1. Centralised approach
   Where the PKI Certification Authority (CA), in addition to authenticating the identity of a party, is itself in charge both to verify the attributes and to certify those attributes. From a technical point of view, the certified attributes could be stored directly in the certificate, usually in the X509 standards extension, however every time an attribute changes, the certificate would have to be revoked and then re-issue. Another option would be to store them in a parallel certified database managed by the CA; this model has been adopted, for instance, by Enterprise CA & XUDA of Xcert.
   
   
2. Distributed approach
   Where the personal identity information is certified by the PKI CA and all other information is provided and certified by the "direct" owner (or manager) of the attribute information (i.e. the university for a registered student, a medical or engineering association for professionals, etc…), From a technical point of view, "matching" codes and procedures are available in order to link the identity certificate to all the other attributes available on the Internet.

The PERMIS project intends to explore and to demonstrate the feasibility of the distributed approach. The fundamental objective is to set-up and to demonstrate an "infrastructure" able to solve both the AUTHENTICATION and the AUTHORISATION issues, letting each attribute owner or manager directly certify the attributes of individuals.

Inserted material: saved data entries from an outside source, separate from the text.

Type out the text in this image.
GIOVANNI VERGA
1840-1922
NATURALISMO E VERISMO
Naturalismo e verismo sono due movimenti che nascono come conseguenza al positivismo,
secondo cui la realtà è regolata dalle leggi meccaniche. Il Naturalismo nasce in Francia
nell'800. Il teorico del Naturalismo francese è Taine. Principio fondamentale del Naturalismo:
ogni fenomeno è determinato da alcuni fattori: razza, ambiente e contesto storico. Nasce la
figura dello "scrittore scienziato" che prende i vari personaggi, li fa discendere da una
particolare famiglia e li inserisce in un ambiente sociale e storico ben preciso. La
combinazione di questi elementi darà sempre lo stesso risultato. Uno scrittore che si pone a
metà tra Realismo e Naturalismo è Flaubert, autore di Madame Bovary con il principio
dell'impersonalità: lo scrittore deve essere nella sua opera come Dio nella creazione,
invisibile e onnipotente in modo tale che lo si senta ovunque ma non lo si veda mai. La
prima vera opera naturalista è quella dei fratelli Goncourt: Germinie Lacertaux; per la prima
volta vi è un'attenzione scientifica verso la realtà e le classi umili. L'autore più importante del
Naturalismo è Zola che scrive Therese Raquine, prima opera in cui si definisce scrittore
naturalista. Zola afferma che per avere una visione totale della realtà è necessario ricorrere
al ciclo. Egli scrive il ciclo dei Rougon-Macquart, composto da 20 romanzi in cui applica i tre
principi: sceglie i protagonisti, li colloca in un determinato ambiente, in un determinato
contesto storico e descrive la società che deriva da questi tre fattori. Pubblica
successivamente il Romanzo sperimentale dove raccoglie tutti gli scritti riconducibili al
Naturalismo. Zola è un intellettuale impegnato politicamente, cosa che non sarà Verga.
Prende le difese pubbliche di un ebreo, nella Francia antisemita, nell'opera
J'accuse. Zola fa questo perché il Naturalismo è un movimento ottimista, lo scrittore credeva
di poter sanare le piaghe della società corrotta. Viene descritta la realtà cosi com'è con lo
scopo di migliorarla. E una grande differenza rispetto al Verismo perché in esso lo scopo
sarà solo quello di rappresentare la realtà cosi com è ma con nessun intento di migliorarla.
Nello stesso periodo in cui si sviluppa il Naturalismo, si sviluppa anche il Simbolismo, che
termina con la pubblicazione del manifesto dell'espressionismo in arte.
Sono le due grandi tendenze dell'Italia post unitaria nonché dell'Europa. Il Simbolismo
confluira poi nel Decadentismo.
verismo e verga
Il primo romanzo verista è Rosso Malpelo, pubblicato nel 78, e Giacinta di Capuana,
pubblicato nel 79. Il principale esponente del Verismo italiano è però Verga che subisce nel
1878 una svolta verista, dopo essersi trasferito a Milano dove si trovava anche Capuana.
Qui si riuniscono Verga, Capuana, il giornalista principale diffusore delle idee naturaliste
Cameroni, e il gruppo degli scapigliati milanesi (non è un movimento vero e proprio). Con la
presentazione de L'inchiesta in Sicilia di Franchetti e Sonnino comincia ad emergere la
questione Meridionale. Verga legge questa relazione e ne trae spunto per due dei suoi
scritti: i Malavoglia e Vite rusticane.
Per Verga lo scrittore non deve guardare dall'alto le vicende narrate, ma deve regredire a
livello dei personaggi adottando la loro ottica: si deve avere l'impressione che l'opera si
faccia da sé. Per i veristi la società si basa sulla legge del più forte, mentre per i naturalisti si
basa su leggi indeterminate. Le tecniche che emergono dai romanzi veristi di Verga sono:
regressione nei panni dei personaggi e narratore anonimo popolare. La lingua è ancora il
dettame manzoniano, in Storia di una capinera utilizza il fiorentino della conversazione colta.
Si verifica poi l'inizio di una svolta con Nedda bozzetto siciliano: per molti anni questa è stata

The assumption which we intend to demonstrate, is that the distributed approach, if proved feasible, would be inherently much more democratic (no big centralised database gathering all kinds of personal information), manageable in administrative terms (any attribute change would be immediately made available to interested parties) and, for these reasons, successful.

Three secure applications have been developed and demonstrated, one in each of three European cities (Barcelona, Bologna, Salford) in order to prove the validity of the entire infrastructure (i.e. an interoperable and scalable PKI and PMI able to solve any issue related to identification, authentication and authorisation in an e-Government environment) and in order to prove the usefulness and success of such electronic services.

The project uses public-key infrastructures (PKI) necessary to securely manage public keys for widely-distributed users or systems and required to provide encryption and digital signature services. The PERMIS PKIs will be compliant to the X.509 standard, a widely-accepted basis for such an infrastructure, defining data formats and procedures related to distribution of public keys via certificates digitally signed by certification authorities (CAs); PKI technology solves the problem of "who is this person" trying to do business with you, by providing strong identification and authentication with digital certificates, and allows reliable business communications by providing privacy and data integrity through the use of encryption and non repudiation through the use of digital signatures.

The PERMIS project designed and built a completely new infrastructure, a so called "Privilege Management Infrastructure" (PMI) that can be defined as the complete set of processes required to provide an authorisation service.